Working with influencers is a way brands can immediately get a large captive audience they might not have themselves. Social followings take time to build up, so working with those who already have a following and know how to market to these people can be a benefit; influencers undoubtedly have immense reach. A campaign which combines a social cause and influencer marketing, such as that from Boxed Water, is a good move for both the influencer and for the brand; both are shown in a positive light as they look to benefit the environment. The campaign was that for every ‘#ReTree’ hashtag used on social media, they will plant two trees; a month after the campaign launched, more than 2,600 photos with the hashtags had been posted on Instagram alone.
The lesson learnt from this campaign is to work with influencers which will support your cause; if you can find those who believe in what you’re working towards and your message, they’ll often post their support for free so they can help promote a brand that is working to do something good.
Airbnb one of the quickest growing companies in the world, has turned the hotel industry upside down. The content marketing Airbnb uses is fluid; with branded content across multiple sites, with features such as ‘Wanderlust’ and ‘Neighborhoods.’ Airbnb’s main strategy is to make a traveler feel at home anywhere with their slogan ‘belong anywhere,’ they do this by putting stories behind their photos; a host’s favourite nearby cafe or bookshop, or re-posting photos of people staying in their accommodations and tagging them in the photos. With hosts offering their homes all over the world, there is no end to the content the site can produce; inspiring future trips from their 1.2 million followers on Instagram alone.
Airbnb, whilst being a go-to for a traveler looking for cheap accommodation, also boasts luxury homes, such as the one they provided for 19 year old Kylie Jenner’s birthday- free of charge. Though they gave Kylie the $8380 per night estate for free, with her social media posts achieving the engagement they do with 1.8m likes on one photo alone, and the amount of news articles written about her vacation- all with ‘Airbnb’ in the title, the return with publicity will be huge.
By the Content Marketing Institute, content marketing is described as “a strategic marketing approach focused on creating and distributing valuable, relevant, and consistent content to attract and retain a clearly-defined audience- and, ultimately, to drive a profitable customer action.” Today, almost all businesses are creating, or beginning to think about creating, valuable content which is relevant to their brand. But whilst content marketing is vital to a business in today’s competitive market; is influencer marketing?

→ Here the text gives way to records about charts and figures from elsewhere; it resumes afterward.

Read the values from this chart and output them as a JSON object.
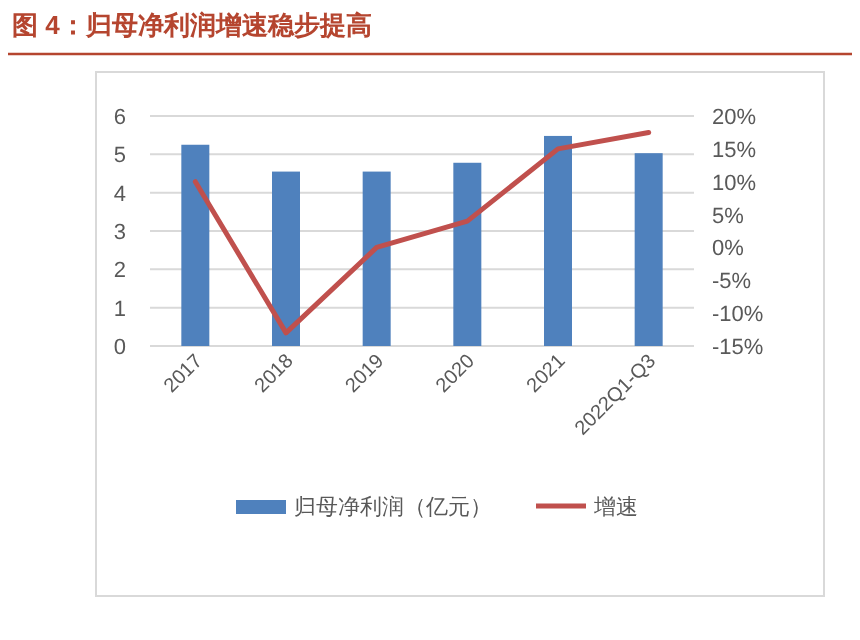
{
  "chart_data": {
    "type": "bar",
    "title": "图 4：归母净利润增速稳步提高",
    "categories": [
      "2017",
      "2018",
      "2019",
      "2020",
      "2021",
      "2022Q1-Q3"
    ],
    "series": [
      {
        "name": "归母净利润（亿元）",
        "color": "#4f81bd",
        "values": [
          5.25,
          4.55,
          4.55,
          4.78,
          5.48,
          5.03
        ]
      },
      {
        "name": "增速",
        "type": "line",
        "axis": "y2",
        "color": "#c0504d",
        "values": [
          10,
          -13,
          0,
          4,
          15,
          17.5
        ]
      }
    ],
    "ylim": [
      0,
      6
    ],
    "yticks": [
      0,
      1,
      2,
      3,
      4,
      5,
      6
    ],
    "y2lim": [
      -15,
      20
    ],
    "y2ticks": [
      {
        "value": -15,
        "label": "-15%"
      },
      {
        "value": -10,
        "label": "-10%"
      },
      {
        "value": -5,
        "label": "-5%"
      },
      {
        "value": 0,
        "label": "0%"
      },
      {
        "value": 5,
        "label": "5%"
      },
      {
        "value": 10,
        "label": "10%"
      },
      {
        "value": 15,
        "label": "15%"
      },
      {
        "value": 20,
        "label": "20%"
      }
    ],
    "grid": "y",
    "legend": "bottom"
  }
}
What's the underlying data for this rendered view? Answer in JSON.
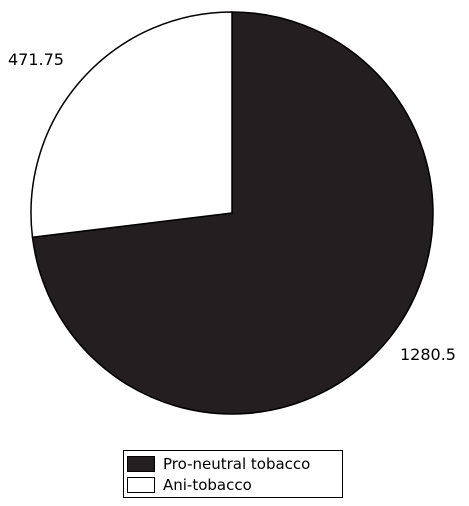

With Instagram alone receiving over 300 million daily active users, is it enough for a brand to be promoting their own products through this medium? The answer is individual to a brand; the outlay is hefty for many influencers and small businesses may not have the budget. However for larger brands, who see an average return on investment of $6.85 for every $1 spent on influencer marketing, the investment seems like a no-brainer.